The p-value is less than 0.05 hence, we reject the null hypothesis at a 95% level of confidence. That means that there is a difference in mediacounts between followers and non-followers.

In [None]:
t_stat, p = ttest_ind(df.query('is_follower== 1')['followers'], df.query('is_follower== 0')['followers'])
 
print("p_value: ",round(p,3))

In [None]:
t_stat, p = ttest_ind(df.query('is_follower== 1')['followees'], df.query('is_follower== 0')['followees'])
 
print("p_value: ",round(p,3))

In [None]:
df.columns

### Test About one Categorical with more than two unique values and one Numeric Variable. - ANOVA

#### Sample Question:

s there a difference in 'followers' between'business_category_name' groups?

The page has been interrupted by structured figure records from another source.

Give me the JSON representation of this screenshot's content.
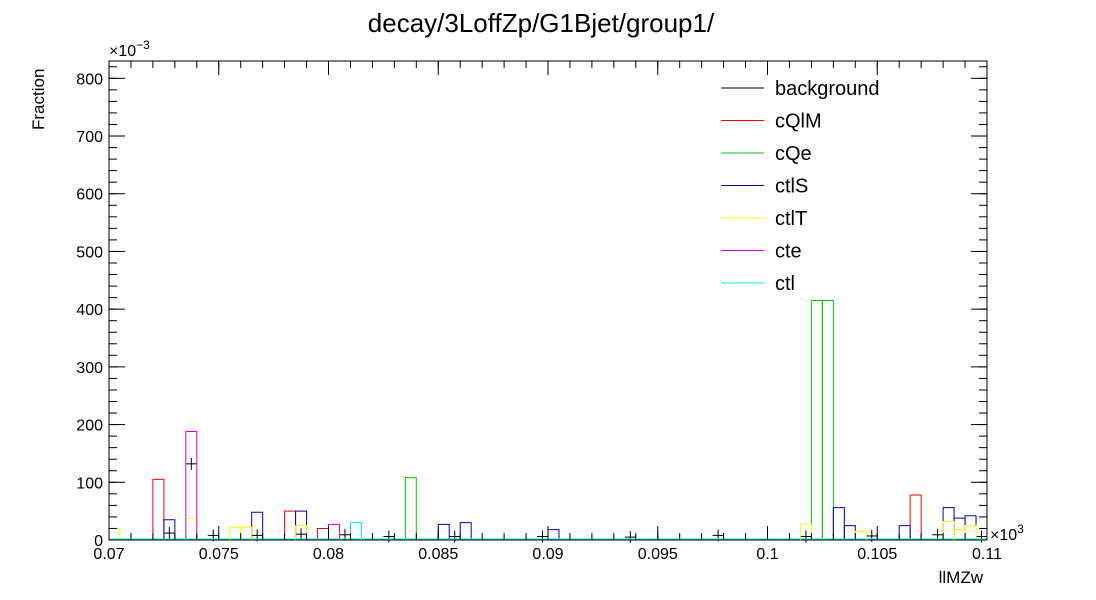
{
  "chart_data": {
    "type": "histogram",
    "title": "decay/3LoffZp/G1Bjet/group1/",
    "xlabel": "llMZw",
    "ylabel": "Fraction",
    "x_multiplier": "×10",
    "x_multiplier_exp": "3",
    "y_multiplier": "×10",
    "y_multiplier_exp": "−3",
    "xlim": [
      0.07,
      0.11
    ],
    "ylim": [
      0,
      830
    ],
    "x_ticks": [
      0.07,
      0.075,
      0.08,
      0.085,
      0.09,
      0.095,
      0.1,
      0.105,
      0.11
    ],
    "x_tick_labels": [
      "0.07",
      "0.075",
      "0.08",
      "0.085",
      "0.09",
      "0.095",
      "0.1",
      "0.105",
      "0.11"
    ],
    "y_ticks": [
      0,
      100,
      200,
      300,
      400,
      500,
      600,
      700,
      800
    ],
    "y_tick_labels": [
      "0",
      "100",
      "200",
      "300",
      "400",
      "500",
      "600",
      "700",
      "800"
    ],
    "bin_width": 0.0005,
    "legend_position": "top-right",
    "series": [
      {
        "name": "background",
        "color": "#000000",
        "style": "errorbar",
        "points": [
          {
            "x": 0.0725,
            "y": 12
          },
          {
            "x": 0.0735,
            "y": 132
          },
          {
            "x": 0.0745,
            "y": 8
          },
          {
            "x": 0.0765,
            "y": 8
          },
          {
            "x": 0.0785,
            "y": 10
          },
          {
            "x": 0.0805,
            "y": 9
          },
          {
            "x": 0.0825,
            "y": 6
          },
          {
            "x": 0.0855,
            "y": 6
          },
          {
            "x": 0.0895,
            "y": 6
          },
          {
            "x": 0.0935,
            "y": 5
          },
          {
            "x": 0.0975,
            "y": 8
          },
          {
            "x": 0.1015,
            "y": 6
          },
          {
            "x": 0.1045,
            "y": 7
          },
          {
            "x": 0.1075,
            "y": 9
          },
          {
            "x": 0.1095,
            "y": 6
          }
        ]
      },
      {
        "name": "cQlM",
        "color": "#ff0000",
        "style": "step",
        "points": [
          {
            "x": 0.072,
            "y": 105
          },
          {
            "x": 0.078,
            "y": 50
          },
          {
            "x": 0.0795,
            "y": 20
          },
          {
            "x": 0.1065,
            "y": 78
          }
        ]
      },
      {
        "name": "cQe",
        "color": "#00cc00",
        "style": "step",
        "points": [
          {
            "x": 0.0835,
            "y": 108
          },
          {
            "x": 0.102,
            "y": 415
          },
          {
            "x": 0.1025,
            "y": 415
          }
        ]
      },
      {
        "name": "ctlS",
        "color": "#0000cc",
        "style": "step",
        "points": [
          {
            "x": 0.0725,
            "y": 35
          },
          {
            "x": 0.0765,
            "y": 48
          },
          {
            "x": 0.0785,
            "y": 50
          },
          {
            "x": 0.085,
            "y": 27
          },
          {
            "x": 0.086,
            "y": 30
          },
          {
            "x": 0.09,
            "y": 18
          },
          {
            "x": 0.103,
            "y": 56
          },
          {
            "x": 0.1035,
            "y": 25
          },
          {
            "x": 0.106,
            "y": 25
          },
          {
            "x": 0.108,
            "y": 56
          },
          {
            "x": 0.1085,
            "y": 38
          },
          {
            "x": 0.109,
            "y": 42
          }
        ]
      },
      {
        "name": "ctlT",
        "color": "#ffff00",
        "style": "step",
        "points": [
          {
            "x": 0.07,
            "y": 20
          },
          {
            "x": 0.0735,
            "y": 38
          },
          {
            "x": 0.0755,
            "y": 22
          },
          {
            "x": 0.076,
            "y": 22
          },
          {
            "x": 0.0785,
            "y": 25
          },
          {
            "x": 0.1015,
            "y": 28
          },
          {
            "x": 0.104,
            "y": 15
          },
          {
            "x": 0.108,
            "y": 32
          },
          {
            "x": 0.1085,
            "y": 18
          },
          {
            "x": 0.109,
            "y": 25
          }
        ]
      },
      {
        "name": "cte",
        "color": "#dd00dd",
        "style": "step",
        "points": [
          {
            "x": 0.0735,
            "y": 188
          },
          {
            "x": 0.08,
            "y": 27
          }
        ]
      },
      {
        "name": "ctl",
        "color": "#00eeee",
        "style": "step",
        "points": [
          {
            "x": 0.081,
            "y": 30
          }
        ]
      }
    ]
  }
}
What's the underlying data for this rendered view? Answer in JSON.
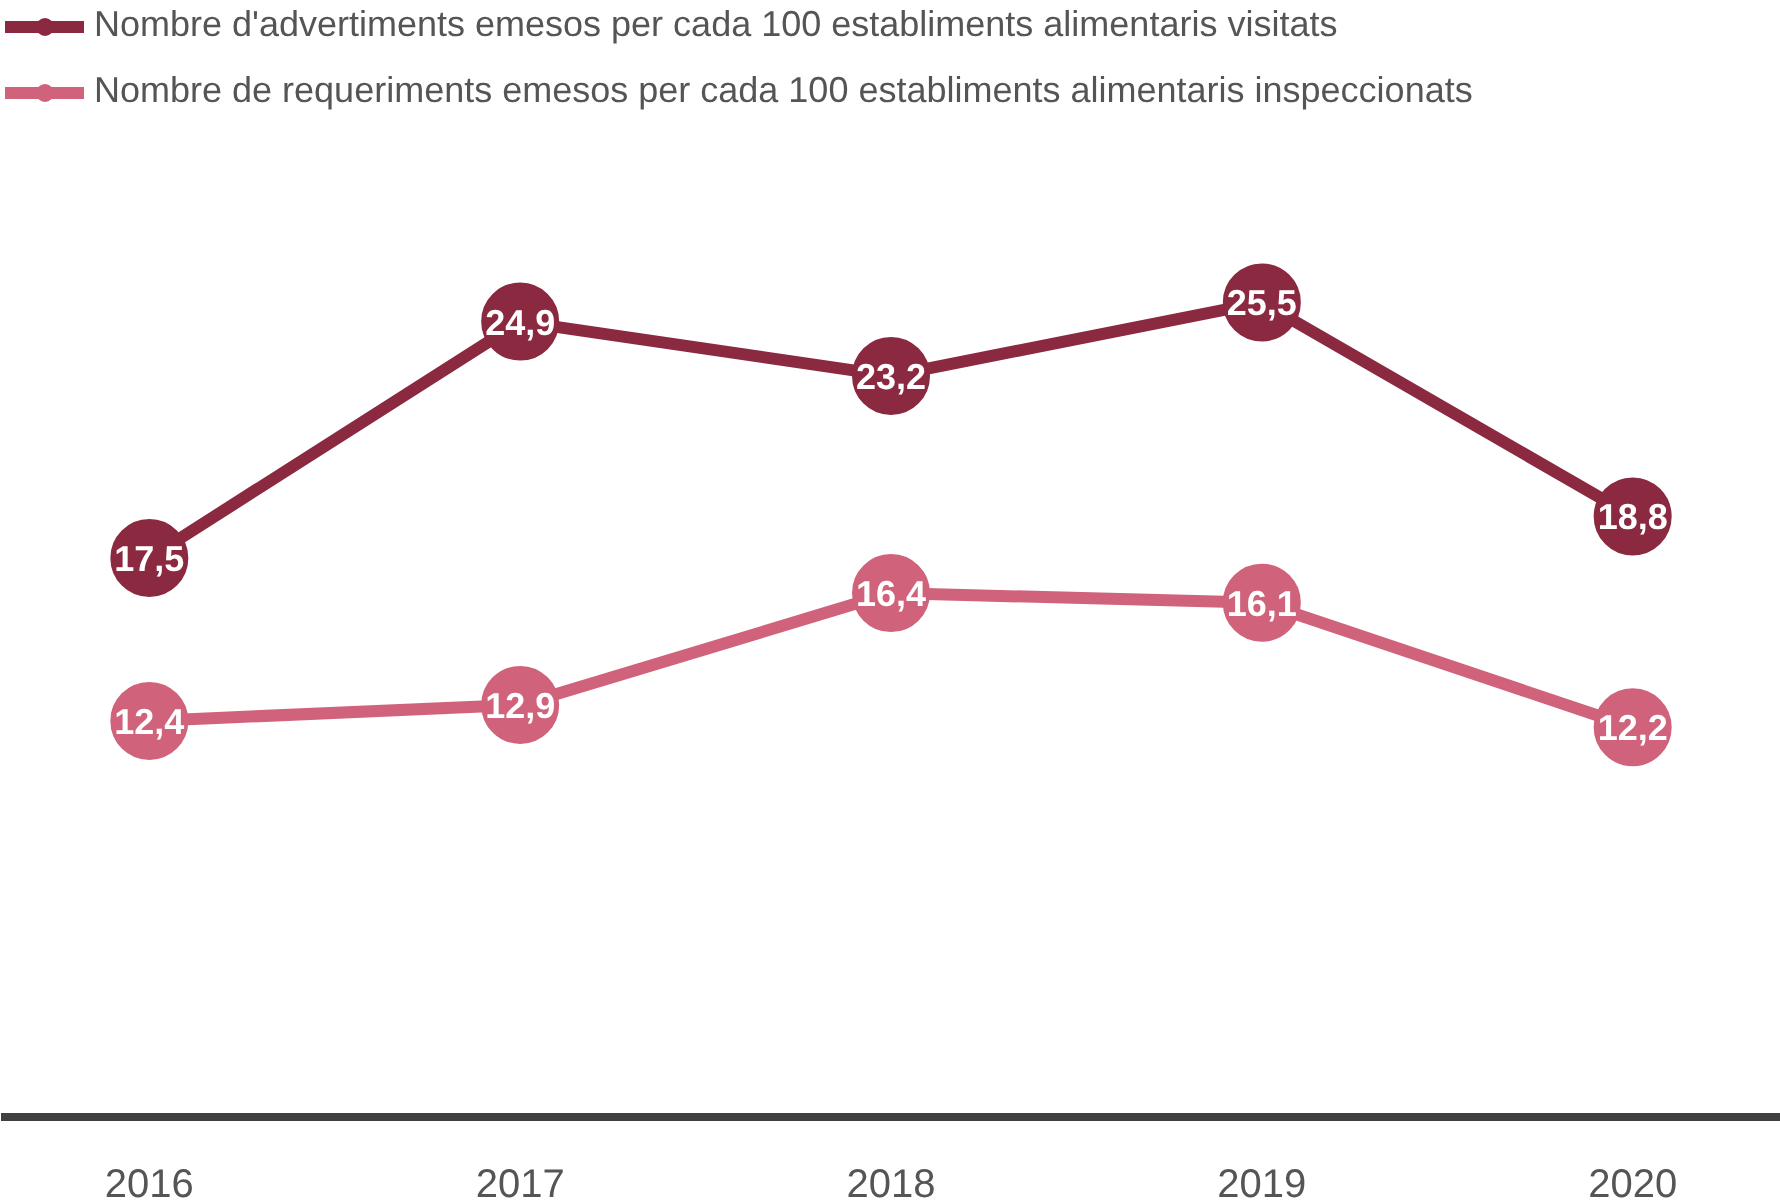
{
  "chart_data": {
    "type": "line",
    "categories": [
      "2016",
      "2017",
      "2018",
      "2019",
      "2020"
    ],
    "series": [
      {
        "name": "Nombre d'advertiments emesos per cada 100 establiments alimentaris visitats",
        "color": "#8b2940",
        "values": [
          17.5,
          24.9,
          23.2,
          25.5,
          18.8
        ],
        "value_labels": [
          "17,5",
          "24,9",
          "23,2",
          "25,5",
          "18,8"
        ]
      },
      {
        "name": "Nombre de requeriments emesos per cada 100 establiments alimentaris inspeccionats",
        "color": "#d0637b",
        "values": [
          12.4,
          12.9,
          16.4,
          16.1,
          12.2
        ],
        "value_labels": [
          "12,4",
          "12,9",
          "16,4",
          "16,1",
          "12,2"
        ]
      }
    ],
    "legend": "top left",
    "marker": "circle",
    "line_style": "solid",
    "grid": false,
    "tick_labels": "x"
  }
}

Now, we will use the ANOVA (Analysis Of Variance) test.

* Ho: Groups means of followers are equal
* H1: At least, one group mean of followers is different from other groups

In [None]:
df['business_category_name'].value_counts()

In [None]:
import scipy.stats as stats
 
# stats f_oneway functions takes the groups as input and returns ANOVA F and p value
fvalue, pvalue = stats.f_oneway(df.query('business_category_name == "Creators & Celebrities"')['followers'],
                                df.query('business_category_name == "Personal Goods & General Merchandise Stores"')['followers'],
                                df.query('business_category_name == "Transportation & Accomodation Services"')['followers'])
 
print("p_value: ",round(pvalue,3))

The p-value is not less than 0.05 hence, we failed to reject the null hypothesis at a 95% level of confidence.

### Test About Two Numeric Variables - Correlation
#### Sample Question: 
Is there a relationship between height and weight?

* Ho: There is no relationship between height and weight
* H1: There is a relationship between height and weight

We will use a correlation test. A correlation test will give us two things, a correlation coefficient, and a p-value. As you may already know the correlation coefficient is the number that shows us how correlated are the two variables. For its p-value, we are applying the same principles as before, if the p-value is less than 0.05 we reject the null hypothesis.

In [None]:
import scipy.stats as stats
 
#for this example we will use the Pearson Correlation.
pearson_coef, p_value = stats.pearsonr(df["mediacount"], df["followers"])
 
print("Pearson Correlation Coefficient: ", pearson_coef, "and a P-value of:", round(p_value,3) )

In [None]:
#for this example we will use the Pearson Correlation.
pearson_coef, p_value = stats.pearsonr(df["mediacount"], df["followees"])
 
print("Pearson Correlation Coefficient: ", pearson_coef, "and a P-value of:", round(p_value,3) )

In [None]:
#for this example we will use the Pearson Correlation.
pearson_coef, p_value = stats.pearsonr(df["followers"], df["followees"])
 
print("Pearson Correlation Coefficient: ", pearson_coef, "and a P-value of:", round(p_value,3) )

As we can see the p-value is less than 0.05 hence, we reject the null hypothesis at a 95% level of confidence. That means that there is a relationship between height and weight.